Patent of Peter II, King of Yugoslavia, to Thomas Shannon Foran, dated 1941
Edward MacLysaght, who usually makes reference to notable bearers of a surname, does not mention a French branch of the Foran family, or any royal or saintly connection, stating merely that the name in Gaelic is Ó Fuaráin, and that it is found principally in Counties Limerick and Waterford (More Irish Families, page 102). French genealogists have put Thomas Shannon Foran's claims to the test and found them to be severely wanting. Thus one unsigned report dated July 1993 notes that while there was indeed a seventeenth-century naval figure named Job Forant, there is no evidence to connect him with Foran's family ('Etude des Titres Nobiliaires: Baron de Louis XIV, Duc de Saint Bar'). The respected heraldist and genealogist Baron Hervé Pinoteau demonstrated that the Forant family was originally Protestant and appears to have become extinct in the male line in the mid-eighteenth century ('La Veritable Histoire des Marins Forant'). There is no evidence that Job Foran was created Baron, and it appears that Foran's baronial title is one he obtained in the Republic of San Marino in 1965. Similarly, the claims concerning the granting of the 'Duc de Saint Bar' title in 1799 cannot be verified, and the 1941 patent above appears to be some sort of backdated concoction. In any case, 'Saint Bar' should rightly be 'Stari Bar', a ruined town in present-day Montenegro sometimes abbreviated to 'S Bar', and the prefix means 'old' not 'saint' (http://mediateka.f.bg.ac.yu/files/S_Curcic/Stari_Bar/SBframe.htm). It has also been pointed out that Foran could not have been on military service in Yugoslavia in 1941, as he did not enlist in the United States Army until some years later. Indeed he was aged only about 16 in the year he allegedly received the above patent of nobility, which in any case theYugoslav monarch did not have power to issue. As the first cited report concludes, 'toutes les Notices de Thomas Foran sont fantaisistes et sans fondement sérieux'.

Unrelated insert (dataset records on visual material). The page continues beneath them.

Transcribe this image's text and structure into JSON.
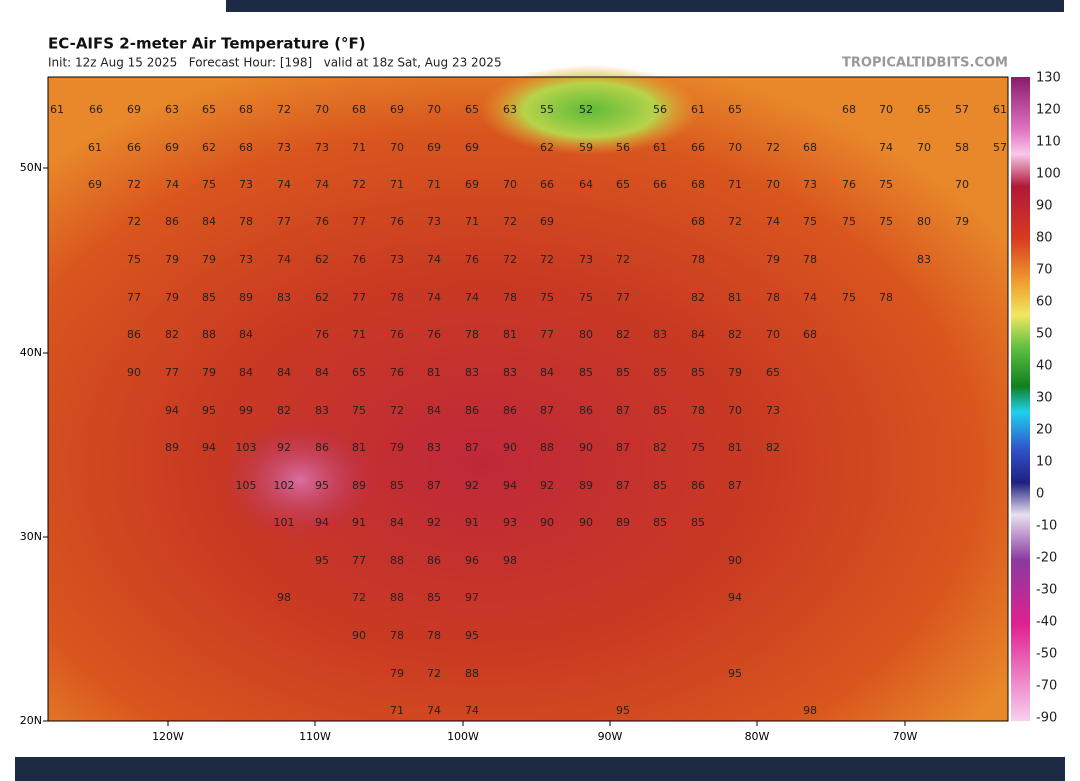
{
  "map": {
    "title": "EC-AIFS 2-meter Air Temperature (°F)",
    "subtitle": "Init: 12z Aug 15 2025   Forecast Hour: [198]   valid at 18z Sat, Aug 23 2025",
    "watermark": "TROPICALTIDBITS.COM",
    "lat_labels": [
      "50N",
      "40N",
      "30N",
      "20N"
    ],
    "lon_labels": [
      "120W",
      "110W",
      "100W",
      "90W",
      "80W",
      "70W"
    ],
    "colorbar": [
      130,
      120,
      110,
      100,
      90,
      80,
      70,
      60,
      50,
      40,
      30,
      20,
      10,
      0,
      -10,
      -20,
      -30,
      -40,
      -50,
      -70,
      -90
    ],
    "temperatures": [
      [
        61,
        66,
        69,
        63,
        65,
        68,
        72,
        70,
        68,
        69,
        70,
        65,
        63,
        55,
        52,
        56,
        61,
        65,
        68,
        70,
        65,
        57,
        61
      ],
      [
        61,
        66,
        69,
        62,
        68,
        73,
        73,
        71,
        70,
        69,
        69,
        62,
        59,
        56,
        61,
        66,
        70,
        72,
        68,
        74,
        70,
        58,
        57
      ],
      [
        69,
        72,
        74,
        75,
        73,
        74,
        74,
        72,
        71,
        71,
        69,
        70,
        66,
        64,
        65,
        66,
        68,
        71,
        70,
        73,
        76,
        75,
        70
      ],
      [
        72,
        86,
        84,
        78,
        77,
        76,
        77,
        76,
        73,
        71,
        72,
        69,
        68,
        72,
        74,
        75,
        75,
        75,
        80,
        79
      ],
      [
        75,
        79,
        79,
        73,
        74,
        62,
        76,
        73,
        74,
        76,
        72,
        72,
        73,
        72,
        78,
        79,
        78,
        83
      ],
      [
        77,
        79,
        85,
        89,
        83,
        62,
        77,
        78,
        74,
        74,
        78,
        75,
        75,
        77,
        82,
        81,
        78,
        74,
        75,
        78
      ],
      [
        86,
        82,
        88,
        84,
        76,
        71,
        76,
        76,
        78,
        81,
        77,
        80,
        82,
        83,
        84,
        82,
        70,
        68
      ],
      [
        90,
        77,
        79,
        84,
        84,
        84,
        65,
        76,
        81,
        83,
        83,
        84,
        85,
        85,
        85,
        85,
        79,
        65
      ],
      [
        94,
        95,
        99,
        82,
        83,
        75,
        72,
        84,
        86,
        86,
        87,
        86,
        87,
        85,
        78,
        70,
        73
      ],
      [
        89,
        94,
        103,
        92,
        86,
        81,
        79,
        83,
        87,
        90,
        88,
        90,
        87,
        82,
        75,
        81,
        82
      ],
      [
        105,
        102,
        95,
        89,
        85,
        87,
        92,
        94,
        92,
        89,
        87,
        85,
        86,
        87
      ],
      [
        101,
        94,
        91,
        84,
        92,
        91,
        93,
        90,
        90,
        89,
        85,
        85
      ],
      [
        95,
        77,
        88,
        86,
        96,
        98,
        90
      ],
      [
        98,
        72,
        88,
        85,
        97,
        94
      ],
      [
        90,
        78,
        78,
        95
      ],
      [
        79,
        72,
        88,
        95
      ],
      [
        71,
        74,
        74,
        95,
        98
      ]
    ]
  }
}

Given that there were serious questions in circulation concerning Foran's noble pretensions, one would have expected the Office of the Chief Herald of Ireland to have declined to countenance them. Unfortunately, as it had done in the case of MacCarthy and so many other bogus and questionable claimants, the Office embraced Foran's fantasies. Thus as late as 11 November 1994, Chief Herald Donal Begley issued an official patent confirming arms to Thomas Shannon Foran, 'Baron Foran, Duke of Saint Bar' (Volume X, folio 76, citing a Certificate of the Spanish Cronista Rey de Armas and a 1978 exemplification by Chief Herald Gerard Slevin). Foran is said to have introduced Terence MacCarthy and his associate Andrew Davison to noble society in Europe, and to have facilitated their acquiring membership of the Constantinian Order of St George. All three gentlemen of course were able to produce official documents from the Office of the Chief Herald of Ireland to validate their spurious claims, demonstrating the level of corruption to which that department had sunk. Thomas Shannon Foran died on 15 October 2005 in France, and although the Office of the Chief Herald has been well aware for some time of the falsity of his pedigree and title, his patent of arms remains in place.